Jet militari russi volano sul cielo di Mosca durante una parata militare - Ansa
Prima del 24 febbraio, l’Aeronautica russa incuteva timore ovunque. Dopo dieci mesi di guerra, è l’ombra di se stessa. Incontra difficoltà perfino con i jet di ultimo grido, costretti lontano dal fronte e sempre più in pericolo, insidiati dalle contraeree occidentali che affluiscono a Kiev.
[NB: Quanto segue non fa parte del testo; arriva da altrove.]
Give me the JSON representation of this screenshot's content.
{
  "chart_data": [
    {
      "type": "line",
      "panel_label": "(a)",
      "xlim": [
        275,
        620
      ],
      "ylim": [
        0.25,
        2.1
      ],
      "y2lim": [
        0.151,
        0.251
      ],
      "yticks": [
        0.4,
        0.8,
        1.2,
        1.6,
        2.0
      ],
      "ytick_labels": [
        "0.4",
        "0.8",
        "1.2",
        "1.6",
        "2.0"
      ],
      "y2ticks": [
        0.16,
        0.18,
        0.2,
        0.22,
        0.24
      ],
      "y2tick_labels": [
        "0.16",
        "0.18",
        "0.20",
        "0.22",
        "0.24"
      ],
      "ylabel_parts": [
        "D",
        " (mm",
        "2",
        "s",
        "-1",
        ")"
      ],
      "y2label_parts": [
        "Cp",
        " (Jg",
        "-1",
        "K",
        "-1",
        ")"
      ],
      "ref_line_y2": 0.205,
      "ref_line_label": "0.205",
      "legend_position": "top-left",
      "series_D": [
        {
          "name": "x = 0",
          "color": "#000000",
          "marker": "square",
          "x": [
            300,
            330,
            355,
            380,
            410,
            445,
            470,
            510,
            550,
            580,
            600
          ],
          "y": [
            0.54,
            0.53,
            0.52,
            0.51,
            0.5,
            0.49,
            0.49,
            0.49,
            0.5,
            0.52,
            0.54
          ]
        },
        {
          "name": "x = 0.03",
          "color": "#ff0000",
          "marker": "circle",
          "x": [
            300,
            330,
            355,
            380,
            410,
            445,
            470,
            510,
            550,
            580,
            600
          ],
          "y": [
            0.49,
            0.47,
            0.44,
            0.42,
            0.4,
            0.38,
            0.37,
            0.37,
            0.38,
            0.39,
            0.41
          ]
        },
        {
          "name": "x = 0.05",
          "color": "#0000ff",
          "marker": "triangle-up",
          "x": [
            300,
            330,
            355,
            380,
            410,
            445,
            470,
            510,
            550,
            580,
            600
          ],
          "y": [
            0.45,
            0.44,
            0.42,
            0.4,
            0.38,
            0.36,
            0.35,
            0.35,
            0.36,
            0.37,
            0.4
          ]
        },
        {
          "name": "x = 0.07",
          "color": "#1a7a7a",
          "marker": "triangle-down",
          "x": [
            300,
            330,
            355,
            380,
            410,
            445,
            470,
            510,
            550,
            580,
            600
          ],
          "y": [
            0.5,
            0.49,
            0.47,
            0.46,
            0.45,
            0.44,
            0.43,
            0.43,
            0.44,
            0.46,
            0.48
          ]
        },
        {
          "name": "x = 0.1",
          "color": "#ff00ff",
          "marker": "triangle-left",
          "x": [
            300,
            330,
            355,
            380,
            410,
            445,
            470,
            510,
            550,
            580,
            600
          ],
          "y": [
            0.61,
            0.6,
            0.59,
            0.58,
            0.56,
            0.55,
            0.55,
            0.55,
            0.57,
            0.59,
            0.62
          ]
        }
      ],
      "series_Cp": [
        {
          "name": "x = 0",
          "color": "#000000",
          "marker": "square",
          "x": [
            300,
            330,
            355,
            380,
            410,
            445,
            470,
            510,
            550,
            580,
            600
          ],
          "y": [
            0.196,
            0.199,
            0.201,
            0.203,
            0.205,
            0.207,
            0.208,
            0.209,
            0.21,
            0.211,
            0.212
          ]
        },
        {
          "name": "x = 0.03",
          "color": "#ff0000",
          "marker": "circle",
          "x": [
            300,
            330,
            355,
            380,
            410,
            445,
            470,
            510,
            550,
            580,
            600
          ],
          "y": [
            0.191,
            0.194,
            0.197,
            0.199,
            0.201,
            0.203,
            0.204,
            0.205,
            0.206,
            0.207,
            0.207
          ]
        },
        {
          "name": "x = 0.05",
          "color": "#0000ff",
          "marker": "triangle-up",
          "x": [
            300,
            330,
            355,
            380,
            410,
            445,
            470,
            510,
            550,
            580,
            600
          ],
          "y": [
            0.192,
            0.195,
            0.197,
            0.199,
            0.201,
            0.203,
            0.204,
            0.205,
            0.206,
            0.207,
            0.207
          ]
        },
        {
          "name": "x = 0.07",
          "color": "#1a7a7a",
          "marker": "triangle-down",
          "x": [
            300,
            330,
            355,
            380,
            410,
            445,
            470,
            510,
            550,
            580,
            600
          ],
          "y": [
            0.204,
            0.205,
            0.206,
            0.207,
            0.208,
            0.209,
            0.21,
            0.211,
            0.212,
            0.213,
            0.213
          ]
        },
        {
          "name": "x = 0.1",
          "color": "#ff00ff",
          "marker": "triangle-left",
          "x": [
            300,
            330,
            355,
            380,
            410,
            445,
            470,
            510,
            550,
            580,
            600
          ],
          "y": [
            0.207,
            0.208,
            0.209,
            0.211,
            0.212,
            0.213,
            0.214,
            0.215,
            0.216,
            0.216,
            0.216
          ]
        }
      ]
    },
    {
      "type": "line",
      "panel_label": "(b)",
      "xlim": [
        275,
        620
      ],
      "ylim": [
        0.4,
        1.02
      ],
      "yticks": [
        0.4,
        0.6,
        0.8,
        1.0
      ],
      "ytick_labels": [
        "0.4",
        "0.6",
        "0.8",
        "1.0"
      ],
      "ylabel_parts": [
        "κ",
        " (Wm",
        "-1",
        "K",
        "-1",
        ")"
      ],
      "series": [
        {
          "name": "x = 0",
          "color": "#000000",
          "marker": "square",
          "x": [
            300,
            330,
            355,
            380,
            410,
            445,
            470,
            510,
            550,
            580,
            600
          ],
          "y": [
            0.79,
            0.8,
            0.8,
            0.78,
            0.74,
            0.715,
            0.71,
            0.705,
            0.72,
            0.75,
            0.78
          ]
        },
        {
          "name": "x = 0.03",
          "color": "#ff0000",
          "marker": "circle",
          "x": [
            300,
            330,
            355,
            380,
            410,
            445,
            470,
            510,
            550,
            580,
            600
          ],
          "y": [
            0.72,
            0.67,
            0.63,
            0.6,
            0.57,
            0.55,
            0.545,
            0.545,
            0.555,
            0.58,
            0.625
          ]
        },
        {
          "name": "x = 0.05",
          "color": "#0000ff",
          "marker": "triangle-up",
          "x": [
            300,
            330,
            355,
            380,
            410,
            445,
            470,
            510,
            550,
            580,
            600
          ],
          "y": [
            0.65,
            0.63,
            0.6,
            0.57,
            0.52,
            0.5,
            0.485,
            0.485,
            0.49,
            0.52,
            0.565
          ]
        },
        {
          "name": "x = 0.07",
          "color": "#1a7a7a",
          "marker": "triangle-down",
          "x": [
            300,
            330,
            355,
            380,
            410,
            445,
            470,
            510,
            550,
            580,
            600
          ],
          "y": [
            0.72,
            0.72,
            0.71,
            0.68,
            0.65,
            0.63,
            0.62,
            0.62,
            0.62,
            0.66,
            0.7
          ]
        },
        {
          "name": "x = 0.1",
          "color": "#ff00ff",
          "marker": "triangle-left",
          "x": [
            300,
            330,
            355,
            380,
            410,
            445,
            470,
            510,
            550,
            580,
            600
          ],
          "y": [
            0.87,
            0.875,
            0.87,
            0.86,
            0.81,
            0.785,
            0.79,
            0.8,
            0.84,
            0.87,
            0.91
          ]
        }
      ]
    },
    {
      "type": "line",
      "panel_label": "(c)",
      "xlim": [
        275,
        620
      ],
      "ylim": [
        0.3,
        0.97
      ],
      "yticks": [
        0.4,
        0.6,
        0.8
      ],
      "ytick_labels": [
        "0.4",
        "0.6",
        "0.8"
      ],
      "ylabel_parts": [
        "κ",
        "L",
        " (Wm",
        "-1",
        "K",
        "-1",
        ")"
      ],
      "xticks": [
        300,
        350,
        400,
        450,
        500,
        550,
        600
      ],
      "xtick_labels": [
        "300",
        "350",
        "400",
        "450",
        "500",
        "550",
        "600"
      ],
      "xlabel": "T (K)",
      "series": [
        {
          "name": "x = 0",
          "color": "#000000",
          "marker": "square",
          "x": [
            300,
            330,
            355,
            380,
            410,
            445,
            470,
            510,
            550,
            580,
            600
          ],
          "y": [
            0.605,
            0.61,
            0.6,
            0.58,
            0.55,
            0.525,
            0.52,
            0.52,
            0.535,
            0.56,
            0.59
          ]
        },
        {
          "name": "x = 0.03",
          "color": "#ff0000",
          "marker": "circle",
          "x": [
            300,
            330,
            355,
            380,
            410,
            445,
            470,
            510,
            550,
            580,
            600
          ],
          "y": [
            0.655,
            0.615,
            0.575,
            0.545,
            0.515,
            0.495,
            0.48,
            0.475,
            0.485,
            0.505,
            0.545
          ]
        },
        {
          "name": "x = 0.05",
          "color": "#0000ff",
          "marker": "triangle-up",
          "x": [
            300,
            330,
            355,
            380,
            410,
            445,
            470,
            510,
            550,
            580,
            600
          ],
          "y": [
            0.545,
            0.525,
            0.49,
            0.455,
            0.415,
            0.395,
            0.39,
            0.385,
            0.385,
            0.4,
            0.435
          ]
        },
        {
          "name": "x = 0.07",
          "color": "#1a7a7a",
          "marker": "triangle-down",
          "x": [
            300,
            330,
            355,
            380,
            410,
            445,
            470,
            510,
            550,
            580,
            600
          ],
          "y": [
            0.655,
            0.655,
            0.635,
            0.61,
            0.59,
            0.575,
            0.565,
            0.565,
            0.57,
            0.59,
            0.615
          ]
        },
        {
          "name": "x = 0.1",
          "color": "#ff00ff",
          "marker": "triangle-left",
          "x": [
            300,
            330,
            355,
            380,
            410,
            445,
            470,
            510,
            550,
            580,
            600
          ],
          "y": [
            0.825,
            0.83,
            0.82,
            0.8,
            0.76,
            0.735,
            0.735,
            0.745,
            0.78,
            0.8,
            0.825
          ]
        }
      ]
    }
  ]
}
Oryxblog, eccellente sito d’intelligence, documenta da mesi le perdite belliche dei due contendenti: i russi ne lamentano un’infinità. Hanno già lasciato sul terreno 68 aerei e 74 elicotteri moderni. Un’ecatombe, che non risparmia mezzi pregiati come i Sukhoi-34, colonna portante della loro aviazione. Micidiali in Siria, quei velivoli costano 50 milioni di dollari a pezzo. Sulla carta non mancano di nulla.
Che Mosca ne abbia perso il 26% del totale schierato impressiona, anche perché molti abbattimenti sono frutto della caccia ucraina, che continua a volare impunita. Un dato che ha sorpreso molti. Nelle guerre degli ultimi vent’anni, la Nato ha annientato le minacce aeree nel giro di pochi giorni, attaccando con ondate di centinaia di jet per volta, senza concedere respiro.
I russi non ci sono mai riusciti. Eppure hanno tutto: aerei in abbondanza (1.517) e dottrine d’impiego che impongono ai jet di proteggere al massimo le truppe al suolo. Perché allora questa debacle?
Le cause sono tante, a partire da un comando incapace di pesare dove conta. Nemmeno un suo ufficiale figura nell’organigramma dei vertici militari russi. Putin ne è la causa. Nel 2017, ha chiamato a dirigere le forze aerospaziali un ufficiale di fanteria: quel Sergeij Surovikin balzato agli onori della cronaca perché da ottobre comanda il corpo di spedizione in Ucraina.
Surovikin sarà pure pratico di carri e fanti, ma non è ferrato negli affari complessi di un’aviazione moderna. E infatti l’ha trattata con supponenza, trascurando la formazione degli uomini. E forse anche per questo ieri è stato silurato a favore di Gerasimov, restandone soltanto il vice.
Piano piano i piloti preparati sono così svaniti nel nulla. Non si addestrano a dovere: volano meno di 100 ore all’anno, a fronte delle 180 minime che la Nato garantisce ai suoi piloti. E quando ci si addestra poco si perde dimestichezza con gli aerei. Per il Rusi britannico, ai russi mancano pure esperti di operazioni aeree integrate. Il Paese non svolge esercitazioni complesse, con pari grado stranieri. Le sue guerre recenti, agevoli, non hanno colmato le lacune di un’aeronautica mai impegnata prima d’ora in conflitti densi di minacce. Un handicap inconcepibile fra i Paesi Nato, sempre indaffarati in manovre.
Per salvarsi dal disastro ucraino, il Cremlino ha avuto inoltre l’idea geniale di spedire al fronte i pochi piloti provetti di cui dispone, attempati e sottratti di colpo alle scuole di formazione. La macchina si è inceppata. Non potrà preparare nuovi allievi, sempre più scarsi. Nel 2015, ne mancavano all’appello 1.300, fra piloti, ingegneri e tecnici. Un deficit difficilmente colmabile nel breve periodo, anche perché quei profili non affascinano, snobbati come sono dai gerarchi e sottopagati.